Why do clubs still trust expected goals after it laughed at Bruno Fernandes’ Sporting highlights?

xG models hated the distance and angle of his shots. Half came from 25-plus metres, many with defenders in front, so the average chance was valued at 0.04. What the model missed was that he took them after forcing retreating backs to sprint 40 m uphill; the keeper was still setting the wall while Bruno was already striking. Sporting scored 19 set-piece goals that season, 14 indirectly created by those so-called low-value attempts. Manchester United paid for the knock-on effect, not the shot map.

Is there a cheap proxy stat that flagged Robertson before Liverpool spent £8 m?

Yes: progressive carries per 90 that beat the first pressing line. Hull were relegated, yet Robertson ranked third among full-backs for moving the ball 15 m upfield under control. The number cost nothing to collect—optical tracking in the Championship was patchy, but a student intern could tag it from broadcast video. Liverpool noticed the figure stayed high even when Hull had 30 % possession, meaning the output was independent of team strength. The fee looked tiny once that single metric was cross-checked against his sprint repeatability.

How do you stop a recruitment model from repeating the Kanté mistake without scrapping analytics entirely?

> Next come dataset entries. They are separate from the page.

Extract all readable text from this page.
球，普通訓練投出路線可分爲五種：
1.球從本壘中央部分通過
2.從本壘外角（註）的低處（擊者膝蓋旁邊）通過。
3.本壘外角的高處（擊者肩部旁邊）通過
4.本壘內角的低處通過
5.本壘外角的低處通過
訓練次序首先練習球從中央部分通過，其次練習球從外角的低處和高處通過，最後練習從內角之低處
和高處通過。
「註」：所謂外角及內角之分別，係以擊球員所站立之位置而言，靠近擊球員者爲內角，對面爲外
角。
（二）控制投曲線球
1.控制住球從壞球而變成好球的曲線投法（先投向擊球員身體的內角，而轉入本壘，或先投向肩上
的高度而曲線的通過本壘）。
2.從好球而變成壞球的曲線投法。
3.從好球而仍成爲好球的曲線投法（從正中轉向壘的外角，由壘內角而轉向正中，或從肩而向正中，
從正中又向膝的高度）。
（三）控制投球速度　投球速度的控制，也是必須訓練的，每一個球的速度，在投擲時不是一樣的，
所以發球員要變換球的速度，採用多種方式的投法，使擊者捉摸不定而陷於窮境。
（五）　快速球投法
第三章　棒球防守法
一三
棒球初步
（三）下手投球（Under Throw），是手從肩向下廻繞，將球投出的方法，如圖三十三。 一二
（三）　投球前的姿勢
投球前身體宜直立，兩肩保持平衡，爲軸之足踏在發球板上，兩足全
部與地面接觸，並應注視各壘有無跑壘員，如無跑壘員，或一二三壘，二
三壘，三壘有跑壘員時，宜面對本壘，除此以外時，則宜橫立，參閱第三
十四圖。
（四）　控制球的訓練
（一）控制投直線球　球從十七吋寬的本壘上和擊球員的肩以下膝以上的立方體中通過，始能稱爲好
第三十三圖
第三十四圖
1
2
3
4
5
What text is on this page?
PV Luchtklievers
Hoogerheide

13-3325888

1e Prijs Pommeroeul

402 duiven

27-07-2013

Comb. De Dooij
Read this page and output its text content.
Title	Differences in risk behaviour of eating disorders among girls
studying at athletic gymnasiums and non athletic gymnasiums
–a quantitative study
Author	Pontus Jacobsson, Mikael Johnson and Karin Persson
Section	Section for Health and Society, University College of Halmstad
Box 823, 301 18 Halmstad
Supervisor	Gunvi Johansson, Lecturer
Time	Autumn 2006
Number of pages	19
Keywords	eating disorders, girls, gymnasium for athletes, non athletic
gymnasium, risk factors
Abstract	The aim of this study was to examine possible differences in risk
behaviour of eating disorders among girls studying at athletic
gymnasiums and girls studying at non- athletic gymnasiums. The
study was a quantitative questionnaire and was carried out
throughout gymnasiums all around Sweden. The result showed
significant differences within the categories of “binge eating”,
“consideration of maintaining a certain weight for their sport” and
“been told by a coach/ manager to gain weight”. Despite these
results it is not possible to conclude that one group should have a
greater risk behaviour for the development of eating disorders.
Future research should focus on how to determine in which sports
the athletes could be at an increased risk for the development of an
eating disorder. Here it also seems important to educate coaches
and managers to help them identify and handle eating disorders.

Feed it entropy, not events. Instead of logging tackle made, tag the seconds of disorder that follow: misplaced passes, rushed clearances, possession chains that break within five seconds. Store those as a new variable called disruption value. When Leicester re-ran the Caen data with that column added, Kanté jumped to the 96th percentile. The trick is to keep the math simple—one extra column, not a neural net with 400 features—so scouts can still watch the games and sanity-check the signal.

Which current low-profile player would break your model if you only looked at last season’s radar?

Take Castello Lukeba at Leipzig. The radar says left-sided centre-back, 0.9 tackles, 1.3 interceptions, 87 % passing. Boring. Watch three matches and you see he starts counter-attacks by carrying into midfield exactly when the opponent’s press is shaped to block passes, not runs. No public model credits a CB for forcing a press to fold on carry #3, so his value sits hidden. If he moves to the Premier League for £20 m next summer, the analytics crowd will call it an overpay—then act surprised when Leipzig’s points-per-game jump 0.4 without him.